John Hoffman, who helped start a doctorate of education program at California State University - Fullerton, says students should stress to recruiters that they learned about having "an entrepreneurial eye, an innovative mindset, being able to make adjustments as needed on the job as things are or aren't working."

"Those," he said, "are certainly be things that I would find compelling."

All that is now on the radar of 31 students -- the share of the original 57 who are either graduating this month or are close to doing so. The vast majority of the rest have left the health-care path, Oslund said.

The school has not formally tracked graduates' plans or job placement. Oslund said some have secured jobs in healthcare, while others are applying to medical school, chiropractic school or graduate school in areas such as healthcare administration. Several have already been accepted, she said.

Meanwhile, UMR continues to expand.

It's now almost three times the size it was when it opened.
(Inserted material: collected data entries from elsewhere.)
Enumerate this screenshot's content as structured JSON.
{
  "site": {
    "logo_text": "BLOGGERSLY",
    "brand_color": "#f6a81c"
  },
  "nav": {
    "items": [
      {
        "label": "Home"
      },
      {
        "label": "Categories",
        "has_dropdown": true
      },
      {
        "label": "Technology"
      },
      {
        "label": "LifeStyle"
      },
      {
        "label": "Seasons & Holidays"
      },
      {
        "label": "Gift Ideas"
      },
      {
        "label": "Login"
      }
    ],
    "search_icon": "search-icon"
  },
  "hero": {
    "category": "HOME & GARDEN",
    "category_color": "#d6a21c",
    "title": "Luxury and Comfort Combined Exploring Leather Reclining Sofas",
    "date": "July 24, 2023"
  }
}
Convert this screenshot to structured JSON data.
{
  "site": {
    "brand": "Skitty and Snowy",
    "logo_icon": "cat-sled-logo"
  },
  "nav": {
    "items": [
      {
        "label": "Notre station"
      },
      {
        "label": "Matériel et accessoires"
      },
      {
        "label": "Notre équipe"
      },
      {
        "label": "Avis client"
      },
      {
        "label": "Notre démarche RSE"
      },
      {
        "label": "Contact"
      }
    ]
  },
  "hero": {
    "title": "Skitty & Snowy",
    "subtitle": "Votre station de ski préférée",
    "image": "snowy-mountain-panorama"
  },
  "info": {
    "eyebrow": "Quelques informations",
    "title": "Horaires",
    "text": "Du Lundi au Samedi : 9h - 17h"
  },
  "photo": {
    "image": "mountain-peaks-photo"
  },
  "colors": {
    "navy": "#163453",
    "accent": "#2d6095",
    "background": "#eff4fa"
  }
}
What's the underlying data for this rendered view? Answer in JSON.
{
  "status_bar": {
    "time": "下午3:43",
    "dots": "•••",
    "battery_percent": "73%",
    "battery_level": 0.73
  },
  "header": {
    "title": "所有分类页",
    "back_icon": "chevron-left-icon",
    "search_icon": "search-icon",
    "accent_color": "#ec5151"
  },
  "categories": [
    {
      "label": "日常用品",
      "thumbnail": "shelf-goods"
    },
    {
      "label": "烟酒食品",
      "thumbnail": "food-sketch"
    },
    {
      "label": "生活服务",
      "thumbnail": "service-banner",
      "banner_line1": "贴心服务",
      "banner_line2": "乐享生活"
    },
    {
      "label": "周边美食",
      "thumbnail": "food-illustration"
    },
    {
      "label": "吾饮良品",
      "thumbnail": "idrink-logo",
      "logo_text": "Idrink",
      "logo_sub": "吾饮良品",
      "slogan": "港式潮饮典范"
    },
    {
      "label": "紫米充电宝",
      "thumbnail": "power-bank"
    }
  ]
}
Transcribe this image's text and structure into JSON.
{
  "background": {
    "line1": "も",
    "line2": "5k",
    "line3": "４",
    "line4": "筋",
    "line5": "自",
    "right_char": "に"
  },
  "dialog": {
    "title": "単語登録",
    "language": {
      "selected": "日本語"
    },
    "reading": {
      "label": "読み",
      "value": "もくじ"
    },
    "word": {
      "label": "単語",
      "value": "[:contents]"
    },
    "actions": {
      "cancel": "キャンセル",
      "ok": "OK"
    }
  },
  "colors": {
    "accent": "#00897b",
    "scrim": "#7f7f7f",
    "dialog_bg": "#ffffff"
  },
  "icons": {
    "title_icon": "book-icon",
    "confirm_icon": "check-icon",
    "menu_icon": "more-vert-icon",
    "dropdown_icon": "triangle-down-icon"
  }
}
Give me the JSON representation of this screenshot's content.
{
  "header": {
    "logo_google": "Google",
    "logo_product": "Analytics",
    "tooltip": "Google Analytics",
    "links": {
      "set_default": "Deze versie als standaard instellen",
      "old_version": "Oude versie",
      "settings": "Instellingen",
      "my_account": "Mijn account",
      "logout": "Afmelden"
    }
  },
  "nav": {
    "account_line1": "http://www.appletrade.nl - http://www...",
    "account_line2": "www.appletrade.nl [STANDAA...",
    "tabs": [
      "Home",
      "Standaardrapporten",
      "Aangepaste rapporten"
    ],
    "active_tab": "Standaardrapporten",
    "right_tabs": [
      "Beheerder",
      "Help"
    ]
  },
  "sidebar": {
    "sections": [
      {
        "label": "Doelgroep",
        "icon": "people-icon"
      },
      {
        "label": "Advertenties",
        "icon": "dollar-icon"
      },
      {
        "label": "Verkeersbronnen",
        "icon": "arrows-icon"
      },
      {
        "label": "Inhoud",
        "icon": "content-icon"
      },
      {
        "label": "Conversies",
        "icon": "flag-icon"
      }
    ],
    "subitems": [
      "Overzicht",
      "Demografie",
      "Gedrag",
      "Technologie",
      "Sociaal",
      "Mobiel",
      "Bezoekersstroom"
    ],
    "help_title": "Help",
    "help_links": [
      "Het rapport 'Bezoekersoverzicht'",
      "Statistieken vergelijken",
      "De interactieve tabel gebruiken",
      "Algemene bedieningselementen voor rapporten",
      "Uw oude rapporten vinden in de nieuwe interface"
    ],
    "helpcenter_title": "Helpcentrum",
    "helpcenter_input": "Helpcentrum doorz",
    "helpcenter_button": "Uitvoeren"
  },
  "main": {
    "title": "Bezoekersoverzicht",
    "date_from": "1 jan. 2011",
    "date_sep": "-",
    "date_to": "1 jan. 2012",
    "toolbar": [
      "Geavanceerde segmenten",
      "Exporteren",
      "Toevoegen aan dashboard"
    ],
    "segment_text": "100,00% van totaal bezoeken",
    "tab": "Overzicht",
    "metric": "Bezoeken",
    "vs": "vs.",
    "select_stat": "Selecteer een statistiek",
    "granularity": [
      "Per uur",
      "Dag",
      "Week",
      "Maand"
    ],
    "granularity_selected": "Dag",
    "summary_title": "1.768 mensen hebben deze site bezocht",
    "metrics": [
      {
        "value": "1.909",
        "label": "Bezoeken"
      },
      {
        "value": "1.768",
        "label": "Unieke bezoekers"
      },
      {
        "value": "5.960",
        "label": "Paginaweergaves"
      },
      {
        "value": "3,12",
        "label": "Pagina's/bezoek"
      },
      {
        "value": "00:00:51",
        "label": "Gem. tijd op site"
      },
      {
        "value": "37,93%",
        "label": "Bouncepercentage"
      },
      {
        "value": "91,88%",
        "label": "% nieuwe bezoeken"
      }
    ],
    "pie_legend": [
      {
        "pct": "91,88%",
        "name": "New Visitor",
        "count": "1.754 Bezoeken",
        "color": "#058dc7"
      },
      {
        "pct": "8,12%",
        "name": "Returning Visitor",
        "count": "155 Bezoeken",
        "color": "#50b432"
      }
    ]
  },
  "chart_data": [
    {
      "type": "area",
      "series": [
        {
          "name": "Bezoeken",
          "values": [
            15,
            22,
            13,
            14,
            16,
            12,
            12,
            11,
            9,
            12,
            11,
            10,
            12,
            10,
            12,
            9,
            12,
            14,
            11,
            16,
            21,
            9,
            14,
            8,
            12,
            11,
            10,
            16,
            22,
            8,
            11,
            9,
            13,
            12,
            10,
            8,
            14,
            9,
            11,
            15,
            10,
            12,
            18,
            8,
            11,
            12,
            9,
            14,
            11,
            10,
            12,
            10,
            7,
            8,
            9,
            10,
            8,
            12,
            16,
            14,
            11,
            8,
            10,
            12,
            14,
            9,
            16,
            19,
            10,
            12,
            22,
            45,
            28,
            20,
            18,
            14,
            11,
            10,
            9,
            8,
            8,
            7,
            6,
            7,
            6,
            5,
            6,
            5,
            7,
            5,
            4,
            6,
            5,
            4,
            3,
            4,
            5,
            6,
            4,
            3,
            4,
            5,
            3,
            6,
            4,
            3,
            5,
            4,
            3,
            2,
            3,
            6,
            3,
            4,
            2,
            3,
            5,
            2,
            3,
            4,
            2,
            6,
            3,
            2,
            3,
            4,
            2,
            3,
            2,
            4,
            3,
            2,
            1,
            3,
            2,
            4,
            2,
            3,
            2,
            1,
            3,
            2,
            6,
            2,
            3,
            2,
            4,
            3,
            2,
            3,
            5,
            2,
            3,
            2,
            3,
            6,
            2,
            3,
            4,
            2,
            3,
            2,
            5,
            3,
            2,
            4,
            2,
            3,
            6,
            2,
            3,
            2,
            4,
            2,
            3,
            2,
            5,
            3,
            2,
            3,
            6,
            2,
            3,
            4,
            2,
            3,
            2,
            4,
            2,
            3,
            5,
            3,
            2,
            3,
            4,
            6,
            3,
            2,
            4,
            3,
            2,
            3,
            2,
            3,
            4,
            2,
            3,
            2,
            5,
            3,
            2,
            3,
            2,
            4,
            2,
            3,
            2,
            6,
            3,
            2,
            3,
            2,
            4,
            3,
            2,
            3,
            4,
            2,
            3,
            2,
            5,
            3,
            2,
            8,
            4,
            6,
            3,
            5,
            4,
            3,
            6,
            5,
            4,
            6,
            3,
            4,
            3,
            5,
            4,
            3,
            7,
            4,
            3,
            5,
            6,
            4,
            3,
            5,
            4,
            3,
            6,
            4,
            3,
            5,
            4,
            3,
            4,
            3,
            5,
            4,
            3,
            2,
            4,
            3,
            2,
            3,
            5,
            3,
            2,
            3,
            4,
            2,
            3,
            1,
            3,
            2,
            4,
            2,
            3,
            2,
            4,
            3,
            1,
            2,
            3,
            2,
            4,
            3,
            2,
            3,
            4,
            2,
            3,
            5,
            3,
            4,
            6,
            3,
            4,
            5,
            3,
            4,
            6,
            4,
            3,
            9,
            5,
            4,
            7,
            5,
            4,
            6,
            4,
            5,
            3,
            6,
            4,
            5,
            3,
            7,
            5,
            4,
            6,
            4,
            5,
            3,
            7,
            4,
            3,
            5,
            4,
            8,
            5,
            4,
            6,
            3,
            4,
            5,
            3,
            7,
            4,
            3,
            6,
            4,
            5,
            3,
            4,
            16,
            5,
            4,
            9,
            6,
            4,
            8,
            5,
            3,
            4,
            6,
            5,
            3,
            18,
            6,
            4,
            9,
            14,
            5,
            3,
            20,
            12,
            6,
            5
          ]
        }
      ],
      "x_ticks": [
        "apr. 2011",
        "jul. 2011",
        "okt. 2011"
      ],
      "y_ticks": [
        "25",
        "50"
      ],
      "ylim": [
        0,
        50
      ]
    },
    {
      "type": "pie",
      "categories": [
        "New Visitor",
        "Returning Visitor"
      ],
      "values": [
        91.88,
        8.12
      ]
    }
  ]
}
UMR's original student body of 57 has ballooned to 407 undergraduates and 37 graduate students, and officials hope that number grows to 5,000 students in the next two decades.

Although UMR still leases all its space, it plans to build a five-square-block campus several blocks from its current location. Oslund said it could take three decades before the campus is fully developed, but has no plan to move out of its current location.

All that growth may challenge professors such as Dunbar, who relishes the creativity and freedom that a new program allows.

"In some ways, I look forward to our becoming mature," he said. "But in other ways I dread it. I don't think that we should become mature. I think perpetual adolescence might be good for UMR. It might be good for other institutions as well."